Winter is the time to take everything slowly. Slow walks along the beach, slow to get dressed on weekend mornings, slow read of the paper and slow cooked food. It’s my favourite time of year for cooking because the frantic, last minute prepping of summer food is replaced with melt-in-your-mouth one pot wonders, with no worry about having to watch over the pot every couple of minutes.
This recipe ticks all the boxes. I haven’t used a recipe from a book. That’s the beauty of slow cooking. You don’t need to. Follow a few basic principles (right cut of meat, inject flavour into the sauce and don’t rush it) and you can’t go wrong. It’s the old adage – the whole is greater than the sum of it’s parts.
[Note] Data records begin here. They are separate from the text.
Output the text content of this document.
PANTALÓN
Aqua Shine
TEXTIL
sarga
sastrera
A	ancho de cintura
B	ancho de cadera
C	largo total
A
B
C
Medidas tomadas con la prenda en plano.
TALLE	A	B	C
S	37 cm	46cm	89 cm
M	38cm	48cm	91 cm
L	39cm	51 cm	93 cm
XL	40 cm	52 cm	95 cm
Slow cooking is food alchemy.
The recipe is below along with a few photos of the food and us enjoying our new backgarden.
Lamb shanks slow braised in Sangiovese, served with pasta
4 x lamb shanks
Plain flour to dust the lamb
1 x rasher of bacon or proscuitto
1 x carrot, stick of celery and onion, all finely diced
2 cloves of garlic
6 x French shallots
Mix of herbs, tied with butcher’s twine (I used rosemary, bay and parsley)
1 x large tin of tomatoes
Enough red wine (don’t get cheap plonk, it’s not worth it. I went for Sangiovese) to cover the meat in a casserole dish (needs a tight fitting lid and should be big enough to hold the meat nice and snugly)
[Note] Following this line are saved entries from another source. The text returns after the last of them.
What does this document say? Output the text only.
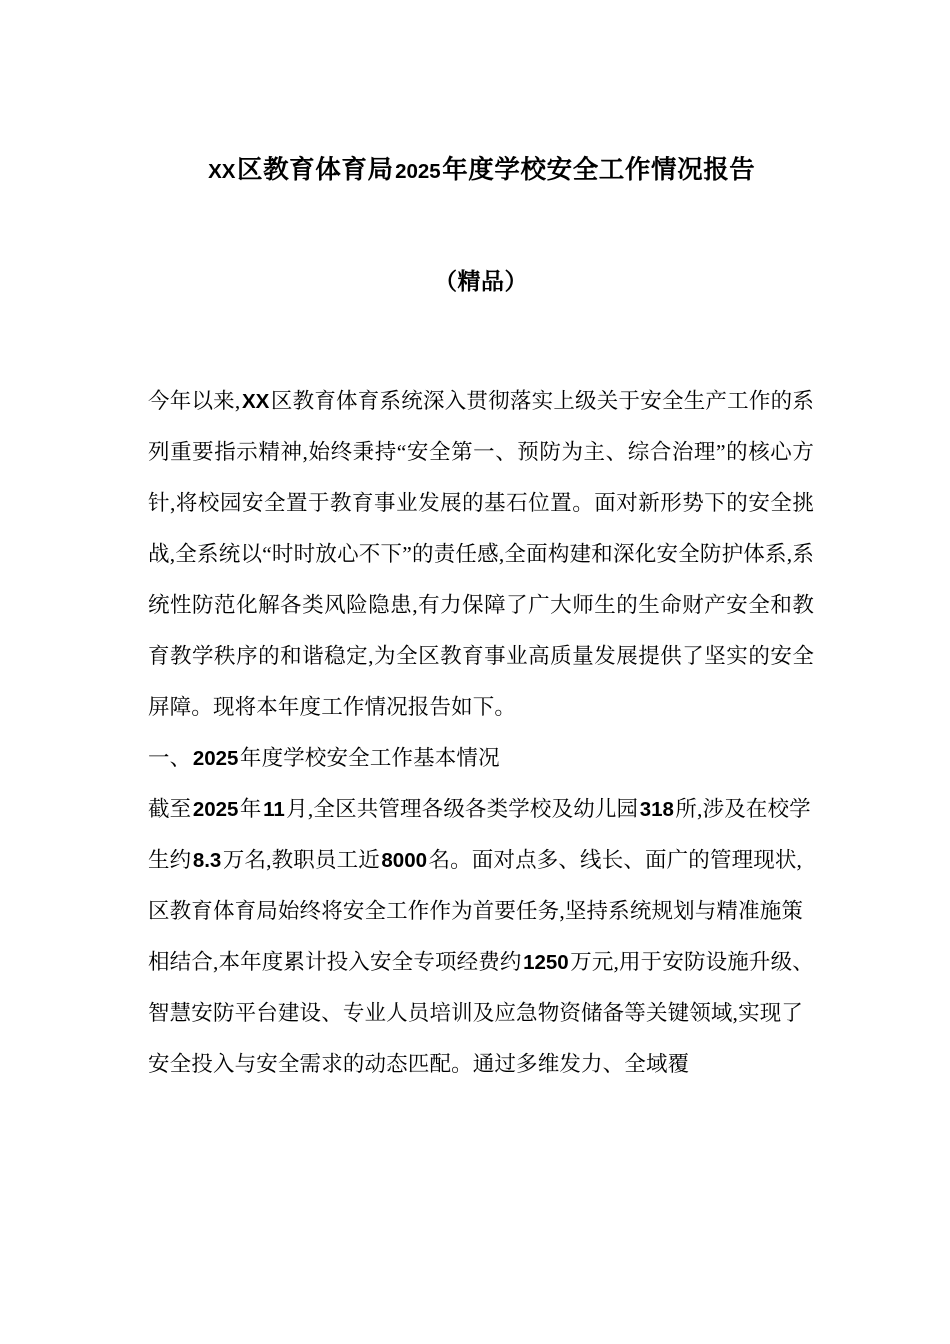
XX区教育体育局2025年度学校安全工作情况报告
（精品）

今年以来,XX区教育体育系统深入贯彻落实上级关于安全生产工作的系列重要指示精神,始终秉持“安全第一、预防为主、综合治理”的核心方针,将校园安全置于教育事业发展的基石位置。面对新形势下的安全挑战,全系统以“时时放心不下”的责任感,全面构建和深化安全防护体系,系统性防范化解各类风险隐患,有力保障了广大师生的生命财产安全和教育教学秩序的和谐稳定,为全区教育事业高质量发展提供了坚实的安全屏障。现将本年度工作情况报告如下。

一、2025年度学校安全工作基本情况

截至2025年11月,全区共管理各级各类学校及幼儿园318所,涉及在校学生约8.3万名,教职员工近8000名。面对点多、线长、面广的管理现状,区教育体育局始终将安全工作作为首要任务,坚持系统规划与精准施策相结合,本年度累计投入安全专项经费约1250万元,用于安防设施升级、智慧安防平台建设、专业人员培训及应急物资储备等关键领域,实现了安全投入与安全需求的动态匹配。通过多维发力、全域覆
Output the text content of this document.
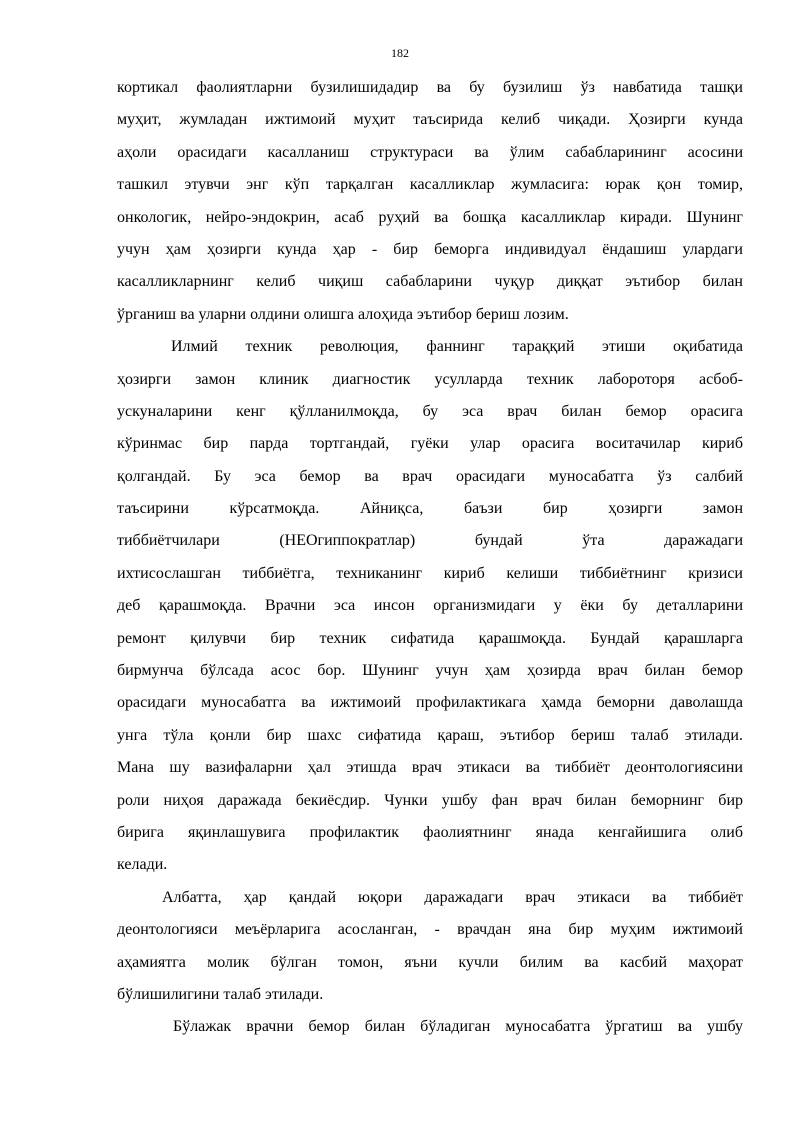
182
кортикал фаолиятларни бузилишидадир ва бу бузилиш ўз навбатида ташқи
муҳит, жумладан ижтимоий муҳит таъсирида келиб чиқади. Ҳозирги кунда
аҳоли орасидаги касалланиш структураси ва ўлим сабабларининг асосини
ташкил этувчи энг кўп тарқалган касалликлар жумласига: юрак қон томир,
онкологик, нейро-эндокрин, асаб руҳий ва бошқа касалликлар киради. Шунинг
учун ҳам ҳозирги кунда ҳар - бир беморга индивидуал ёндашиш улардаги
касалликларнинг келиб чиқиш сабабларини чуқур диққат эътибор билан
ўрганиш ва уларни олдини олишга алоҳида эътибор бериш лозим.
Илмий техник революция, фаннинг тараққий этиши оқибатида
ҳозирги замон клиник диагностик усулларда техник лабороторя асбоб-
ускуналарини кенг қўлланилмоқда, бу эса врач билан бемор орасига
кўринмас бир парда тортгандай, гуёки улар орасига воситачилар кириб
қолгандай. Бу эса бемор ва врач орасидаги муносабатга ўз салбий
таъсирини кўрсатмоқда. Айниқса, баъзи бир ҳозирги замон
тиббиётчилари (НЕОгиппократлар) бундай ўта даражадаги
ихтисослашган тиббиётга, техниканинг кириб келиши тиббиётнинг кризиси
деб қарашмоқда. Врачни эса инсон организмидаги у ёки бу деталларини
ремонт қилувчи бир техник сифатида қарашмоқда. Бундай қарашларга
бирмунча бўлсада асос бор. Шунинг учун ҳам ҳозирда врач билан бемор
орасидаги муносабатга ва ижтимоий профилактикага ҳамда беморни даволашда
унга тўла қонли бир шахс сифатида қараш, эътибор бериш талаб этилади.
Мана шу вазифаларни ҳал этишда врач этикаси ва тиббиёт деонтологиясини
роли ниҳоя даражада бекиёсдир. Чунки ушбу фан врач билан беморнинг бир
бирига яқинлашувига профилактик фаолиятнинг янада кенгайишига олиб
келади.
Албатта, ҳар қандай юқори даражадаги врач этикаси ва тиббиёт
деонтологияси меъёрларига асосланган, - врачдан яна бир муҳим ижтимоий
аҳамиятга молик бўлган томон, яъни кучли билим ва касбий маҳорат
бўлишилигини талаб этилади.
Бўлажак врачни бемор билан бўладиган муносабатга ўргатиш ва ушбу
- Dust the shanks in plain flour. Knock off any excess flour.
- Heat oil in the casserole dish on a fairly high heat.
- Brown the shanks. Set aside for later
- Brown the bacon/proscuitto. Set aside.
- Lower heat and add the onion, carrot and celery. Cook until softened (probably about ten minutes)
- Add the chopped garlic and cook for a minute or so
- Add any excess flour to the cooked vegetables and stir through (this will help thicken the sauce)
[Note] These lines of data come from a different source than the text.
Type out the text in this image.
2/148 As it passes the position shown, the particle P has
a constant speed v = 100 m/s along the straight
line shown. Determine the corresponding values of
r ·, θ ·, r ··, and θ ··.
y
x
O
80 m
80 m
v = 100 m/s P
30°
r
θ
- Add the lamb shanks, bacon, herbs, tomatoes and enough wine to cover the meat (around half a bottle, depending on the size of your casserole dish). Season to taste.
- Bring liquid to the boil, turn heat down to a simmer and add the lid. Cook on a low heat for at least a couple of hours.
- Check the meat. When it falls off the bone without any effort it’s done. At this point I take the bones out, remove the lid and cook for another hour or until the sauce has reduced or thickened.
- Serve with pasta, and finish with decent parmesan and chopped parsley. I tried to make handmade parpardelle but I made a right pigs ear of the dough. I used the wrong flour. So I had to go with dried penne – it’s all we had.